At the moment, I’m shin-deep in a 30-foot-across Virginia stream called Ramsey’s Draft and using a tenkara rod to conduct a virtual brook-trout census of the creek. The technique is not dapping, which is effectively dangling a fly on the water from a hidden spot. Instead, it’s a very simplified version of fly casting. When you’re freed from the reel and the management of extra line, all that happens is an easy roll cast. The line moves downstream past me, and I lift it and toss it back upstream, my wrist working in a forceful pitch. This is followed by yet another amazing float by the fly. Because you’re not having to mend and manage line to keep the fly from dragging on the water’s surface, you have incredible control over how a fly drifts. The fly can be kept in the tongue’s clear water below a waterfall for twice as long as a conventional cast. That’s where the fish are.

My teacher and guide today is Tom Sadler.
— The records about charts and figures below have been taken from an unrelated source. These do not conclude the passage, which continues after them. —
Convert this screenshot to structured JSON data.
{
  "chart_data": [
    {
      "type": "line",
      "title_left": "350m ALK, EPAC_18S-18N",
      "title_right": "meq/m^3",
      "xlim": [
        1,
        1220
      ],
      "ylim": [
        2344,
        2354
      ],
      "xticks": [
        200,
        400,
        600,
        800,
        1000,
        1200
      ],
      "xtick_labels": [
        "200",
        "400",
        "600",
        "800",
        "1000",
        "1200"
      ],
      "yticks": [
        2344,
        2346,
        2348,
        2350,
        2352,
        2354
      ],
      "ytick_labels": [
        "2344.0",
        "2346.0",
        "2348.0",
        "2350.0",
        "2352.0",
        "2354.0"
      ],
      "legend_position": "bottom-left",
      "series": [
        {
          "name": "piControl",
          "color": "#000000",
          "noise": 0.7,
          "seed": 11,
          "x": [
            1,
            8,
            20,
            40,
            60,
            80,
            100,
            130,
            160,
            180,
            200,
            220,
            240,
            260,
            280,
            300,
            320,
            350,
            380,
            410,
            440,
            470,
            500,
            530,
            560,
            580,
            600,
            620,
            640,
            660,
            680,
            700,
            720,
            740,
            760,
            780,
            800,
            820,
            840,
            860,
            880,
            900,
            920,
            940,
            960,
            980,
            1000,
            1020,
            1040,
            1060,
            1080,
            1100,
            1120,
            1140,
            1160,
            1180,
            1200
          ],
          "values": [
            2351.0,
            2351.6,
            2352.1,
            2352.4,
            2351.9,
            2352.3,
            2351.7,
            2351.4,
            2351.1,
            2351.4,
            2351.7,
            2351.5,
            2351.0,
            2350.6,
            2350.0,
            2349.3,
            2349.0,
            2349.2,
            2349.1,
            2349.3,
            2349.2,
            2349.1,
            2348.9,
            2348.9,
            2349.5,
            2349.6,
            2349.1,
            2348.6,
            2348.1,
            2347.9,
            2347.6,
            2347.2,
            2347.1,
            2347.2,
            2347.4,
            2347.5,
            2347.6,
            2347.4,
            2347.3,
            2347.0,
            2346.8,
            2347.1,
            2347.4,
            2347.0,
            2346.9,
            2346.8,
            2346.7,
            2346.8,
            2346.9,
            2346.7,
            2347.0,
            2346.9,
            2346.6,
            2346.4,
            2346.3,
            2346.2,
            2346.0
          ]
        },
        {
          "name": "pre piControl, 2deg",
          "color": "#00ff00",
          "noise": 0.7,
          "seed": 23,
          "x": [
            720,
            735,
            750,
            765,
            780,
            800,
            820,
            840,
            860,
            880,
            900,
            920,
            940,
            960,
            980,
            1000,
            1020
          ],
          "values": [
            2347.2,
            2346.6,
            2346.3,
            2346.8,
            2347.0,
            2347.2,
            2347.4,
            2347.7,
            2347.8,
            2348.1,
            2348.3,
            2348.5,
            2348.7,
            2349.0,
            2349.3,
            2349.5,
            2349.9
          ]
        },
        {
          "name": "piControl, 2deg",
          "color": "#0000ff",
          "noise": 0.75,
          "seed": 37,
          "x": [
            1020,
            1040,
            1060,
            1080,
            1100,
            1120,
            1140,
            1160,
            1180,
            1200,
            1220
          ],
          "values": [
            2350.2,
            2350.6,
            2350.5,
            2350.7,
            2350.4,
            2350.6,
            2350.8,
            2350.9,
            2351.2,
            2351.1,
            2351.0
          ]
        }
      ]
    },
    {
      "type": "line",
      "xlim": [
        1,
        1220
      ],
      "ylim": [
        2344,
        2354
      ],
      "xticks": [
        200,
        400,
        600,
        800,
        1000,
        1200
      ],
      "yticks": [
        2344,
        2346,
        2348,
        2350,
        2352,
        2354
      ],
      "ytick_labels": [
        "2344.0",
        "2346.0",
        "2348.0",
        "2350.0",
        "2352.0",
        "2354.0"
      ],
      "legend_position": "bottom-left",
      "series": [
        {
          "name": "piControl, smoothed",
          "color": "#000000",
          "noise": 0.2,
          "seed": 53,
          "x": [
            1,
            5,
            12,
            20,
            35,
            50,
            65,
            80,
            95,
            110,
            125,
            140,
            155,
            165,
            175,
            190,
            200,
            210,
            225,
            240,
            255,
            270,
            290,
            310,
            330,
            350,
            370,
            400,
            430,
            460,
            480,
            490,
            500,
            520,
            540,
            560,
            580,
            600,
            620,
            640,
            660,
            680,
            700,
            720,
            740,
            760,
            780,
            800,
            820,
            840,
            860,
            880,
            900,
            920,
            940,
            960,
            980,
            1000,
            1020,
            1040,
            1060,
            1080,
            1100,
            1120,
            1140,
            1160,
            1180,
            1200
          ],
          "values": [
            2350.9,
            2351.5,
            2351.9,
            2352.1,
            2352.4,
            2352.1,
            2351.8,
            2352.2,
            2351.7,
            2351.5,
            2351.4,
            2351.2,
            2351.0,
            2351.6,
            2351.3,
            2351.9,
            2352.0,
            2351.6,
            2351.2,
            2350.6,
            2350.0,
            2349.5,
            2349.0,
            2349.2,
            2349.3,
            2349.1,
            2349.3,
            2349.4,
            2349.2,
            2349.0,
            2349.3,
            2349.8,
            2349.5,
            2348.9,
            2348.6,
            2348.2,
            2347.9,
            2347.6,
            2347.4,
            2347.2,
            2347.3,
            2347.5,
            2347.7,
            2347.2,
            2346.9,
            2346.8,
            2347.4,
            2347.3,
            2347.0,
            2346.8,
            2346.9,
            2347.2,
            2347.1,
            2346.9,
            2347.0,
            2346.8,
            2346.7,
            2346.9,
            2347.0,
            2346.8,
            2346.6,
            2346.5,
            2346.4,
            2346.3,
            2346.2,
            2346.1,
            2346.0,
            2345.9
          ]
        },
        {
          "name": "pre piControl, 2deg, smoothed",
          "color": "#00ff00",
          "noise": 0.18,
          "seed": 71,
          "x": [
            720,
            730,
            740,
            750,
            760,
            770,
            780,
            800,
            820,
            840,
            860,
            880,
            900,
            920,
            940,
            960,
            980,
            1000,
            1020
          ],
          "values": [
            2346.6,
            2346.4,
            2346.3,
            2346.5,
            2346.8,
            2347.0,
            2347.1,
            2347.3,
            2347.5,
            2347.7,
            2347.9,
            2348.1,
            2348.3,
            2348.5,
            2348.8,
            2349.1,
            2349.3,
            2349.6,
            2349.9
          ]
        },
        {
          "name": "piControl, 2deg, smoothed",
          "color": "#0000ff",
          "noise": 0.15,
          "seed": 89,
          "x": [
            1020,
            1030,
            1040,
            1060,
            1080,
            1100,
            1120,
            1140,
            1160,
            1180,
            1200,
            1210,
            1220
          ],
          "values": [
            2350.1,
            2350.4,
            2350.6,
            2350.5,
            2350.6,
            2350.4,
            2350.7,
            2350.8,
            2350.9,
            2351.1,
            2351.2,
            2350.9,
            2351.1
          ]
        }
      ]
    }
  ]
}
A semiretired Washington, DC, conservation lobbyist, Sadler has been fly fishing since he was a kid in New Hampshire. “I haven’t used a conventional fly rod in two years,” he says. “I love tenkara.” You can tell. And he’s good at it. He casts. He casts again. Another brook trout. A nice eight-incher this time.

Photo: Michael JN Bowles

A nice Southern brook trout.

Tenkara rods were originally made of bamboo, which has now been upgraded to these telescoping carbon-fiber sections. And though tenkara traditionally uses a couple of different fly designs—a few floating dry flies and a few subsurface “wet” ones—Sadler doesn’t limit himself to only those. He uses the traditional American fly fisherman’s arsenal. We started the day with a Parachute Adams, then moved on to a Pale Morning Dun. Now, in the afternoon, we have shifted to Sulfur Duns, which are coming off the water in droves. In fact, a variety of bugs are currently twisting off the creek’s surface. Caddis and huge white mayflies are in evidence. We may switch flies again soon.

Meanwhile, the fish appear to be eating everything. While he’s a fan of a well-floated fly, Sadler takes note of the stream activity and says: “I’d let it sink a bit. They’re eating emergers.” The fly sinks beneath the waterline with the next cast. Bam! Another fish. It fights and flashes. To bring the fish to hand, you just raise the rod tip higher. It’s simplicity on a trout stream. It’s tenkara.